Bone marrow biopsy and bone marrow aspiration are procedures to collect and examine bone marrow — the spongy tissue inside some of your larger bones.

Bone marrow biopsy and aspiration can show whether your bone marrow is healthy and making normal amounts of blood cells. Doctors use these procedures to diagnose and monitor blood and marrow diseases, including some cancers, as well as fevers of unknown origin.

Bone marrow has a fluid portion and a more solid portion. In bone marrow biopsy, your doctor uses a needle to withdraw a sample of the solid portion. In bone marrow aspiration, a needle is used to withdraw a sample of the fluid portion.

Bone marrow biopsy and bone marrow aspiration are often done at the same time. Together, these procedures may be called a bone marrow exam.

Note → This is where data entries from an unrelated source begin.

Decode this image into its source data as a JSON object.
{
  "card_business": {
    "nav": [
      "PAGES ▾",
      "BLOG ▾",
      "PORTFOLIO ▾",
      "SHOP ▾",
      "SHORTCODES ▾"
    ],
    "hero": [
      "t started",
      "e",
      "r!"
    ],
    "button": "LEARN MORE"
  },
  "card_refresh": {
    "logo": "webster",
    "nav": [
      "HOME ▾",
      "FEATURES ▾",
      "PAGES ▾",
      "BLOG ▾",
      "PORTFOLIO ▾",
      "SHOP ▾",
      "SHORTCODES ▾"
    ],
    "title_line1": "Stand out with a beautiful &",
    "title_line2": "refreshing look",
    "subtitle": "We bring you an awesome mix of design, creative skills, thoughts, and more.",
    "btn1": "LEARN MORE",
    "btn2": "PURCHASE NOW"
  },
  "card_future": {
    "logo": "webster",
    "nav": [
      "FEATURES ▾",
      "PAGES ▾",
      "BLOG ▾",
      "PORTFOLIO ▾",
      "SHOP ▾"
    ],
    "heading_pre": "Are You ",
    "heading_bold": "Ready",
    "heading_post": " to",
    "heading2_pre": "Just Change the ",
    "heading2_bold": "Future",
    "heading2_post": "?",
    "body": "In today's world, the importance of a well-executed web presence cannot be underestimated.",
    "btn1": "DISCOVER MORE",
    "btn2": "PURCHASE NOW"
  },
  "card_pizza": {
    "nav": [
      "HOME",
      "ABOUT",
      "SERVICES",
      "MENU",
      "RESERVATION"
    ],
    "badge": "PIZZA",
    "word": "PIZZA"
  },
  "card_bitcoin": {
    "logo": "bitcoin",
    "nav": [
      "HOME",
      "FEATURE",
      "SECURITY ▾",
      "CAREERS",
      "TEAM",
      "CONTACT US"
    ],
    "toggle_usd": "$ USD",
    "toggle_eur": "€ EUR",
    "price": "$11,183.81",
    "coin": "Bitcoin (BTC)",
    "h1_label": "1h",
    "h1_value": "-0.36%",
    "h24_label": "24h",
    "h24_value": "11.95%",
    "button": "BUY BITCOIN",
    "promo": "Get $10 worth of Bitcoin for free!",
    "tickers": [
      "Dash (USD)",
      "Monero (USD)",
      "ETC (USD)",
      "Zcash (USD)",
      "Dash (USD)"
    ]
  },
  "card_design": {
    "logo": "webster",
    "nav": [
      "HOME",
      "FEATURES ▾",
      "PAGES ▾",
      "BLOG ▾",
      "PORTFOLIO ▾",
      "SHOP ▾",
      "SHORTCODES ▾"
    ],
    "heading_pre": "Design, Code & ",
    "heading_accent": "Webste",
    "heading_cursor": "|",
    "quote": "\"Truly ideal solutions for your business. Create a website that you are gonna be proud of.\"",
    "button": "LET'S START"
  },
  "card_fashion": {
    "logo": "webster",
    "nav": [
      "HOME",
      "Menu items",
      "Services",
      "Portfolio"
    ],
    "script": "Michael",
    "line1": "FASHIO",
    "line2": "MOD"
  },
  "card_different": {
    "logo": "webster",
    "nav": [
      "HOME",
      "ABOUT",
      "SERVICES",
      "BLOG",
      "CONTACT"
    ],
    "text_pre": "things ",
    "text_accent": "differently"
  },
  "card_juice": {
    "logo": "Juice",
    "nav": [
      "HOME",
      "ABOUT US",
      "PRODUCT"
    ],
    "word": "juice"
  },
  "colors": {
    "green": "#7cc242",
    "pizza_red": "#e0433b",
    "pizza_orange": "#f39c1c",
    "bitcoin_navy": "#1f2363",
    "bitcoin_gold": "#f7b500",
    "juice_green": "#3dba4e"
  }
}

Why it's done Risks How you prepare What you can expect Results

Bone marrow biopsy and bone marrow aspiration offer detailed information about the condition of your bone marrow and blood cells.

Your doctor may order a bone marrow exam if blood tests are abnormal or don't provide enough information about a suspected problem.

Your doctor may perform a bone marrow exam to:

  • Diagnose a disease or condition involving the bone marrow or blood cells
  • Determine the stage or progression of a disease
  • Check iron levels and metabolism
  • Monitor treatment of a disease
  • Investigate a fever of unknown origin

Bone marrow biopsy and aspiration may be used for many conditions. These include:

  • Anemia
  • Blood cell conditions in which too few or too many of certain types of blood cells are produced, such as leukopenia, leukocytosis, thrombocytopenia, thrombocytosis, pancytopenia and polycythemia
  • Cancers of the blood or bone marrow, including leukemias, lymphomas and multiple myeloma
  • Cancers that have spread from another area, such as breast, into the bone marrow
  • Hemochromatosis
  • Fevers of unknown origin

A bone marrow biopsy and a bone marrow aspiration offer different, but complementary, information about your bone marrow cells. The two procedures are usually performed together.